Scientists working in different fields are still trying to solve the mystery of the Tunguska explosion. RIA Novosti photo

MOSCOW (BNS): The explosion of a hydrogen-saturated part of a comet in Earth’s atmosphere caused the mysterious Tunguska blast in 1908 that crushed millions of trees in Siberia, a Russian scientist Eduard Drobyshevsky said on Monday.

Drobyshevsky, a doctor of physical and mathematical science and chief researcher at the Ioffe physics and technology institute of the Russian Academy of Science, said that his new theory of a comet exploding after grazing Earth’s atmosphere explained the mysterious Tunguska blast.

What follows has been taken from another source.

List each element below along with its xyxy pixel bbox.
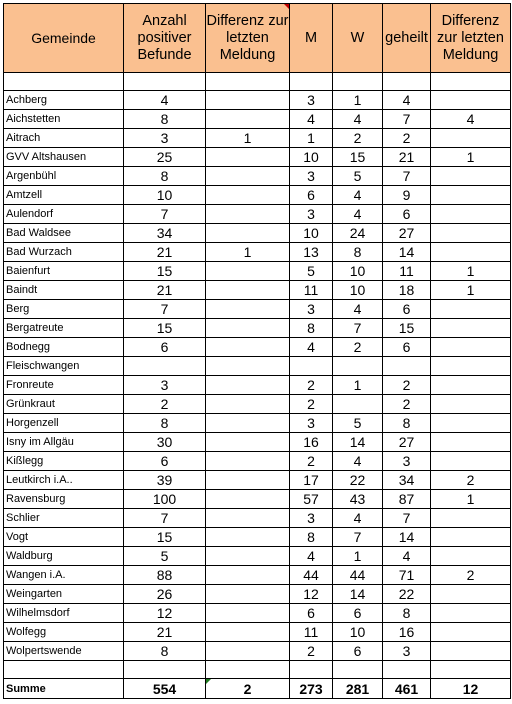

Russian news agency RIA Novosti quoted Drobyshevsky as saying that in 1908 an icy comet nucleus saturated with dissolved hydrogen and oxygen entered the Earth atmosphere tangentially. The body had a speed of about 20 km per second, its size was 200x500 meters, and it weighed 5-50 million tones, it said.

A blast equivalent to anything between 5 and 30 megatons of TNT occurred near the Podkamennaya Tunguska River in a remote region of Siberia on June 30, 1908. Until now the cause of the century old blast has not been determined, which crushed 80 million trees, destroying an area of around 2,150 sq km (830 sq miles).

RIA Novosti reports that it is believed that a huge meteorite hit the area, although scientific expeditions have failed to find an obvious crater. “If the presumed impact had occurred some 4 hours and 47 minutes later, the Earth’s rotation means it would have completely destroyed the then Russian imperial capital of St. Petersburg,” the agency reported.

The part of the nucleus, weighing about a million tonne, detonated at a great altitude, and the explosion caused the fallen trees and other phenomena associated with the incident. The main part of the nucleus went through the Earth atmosphere and out into space again, it adds.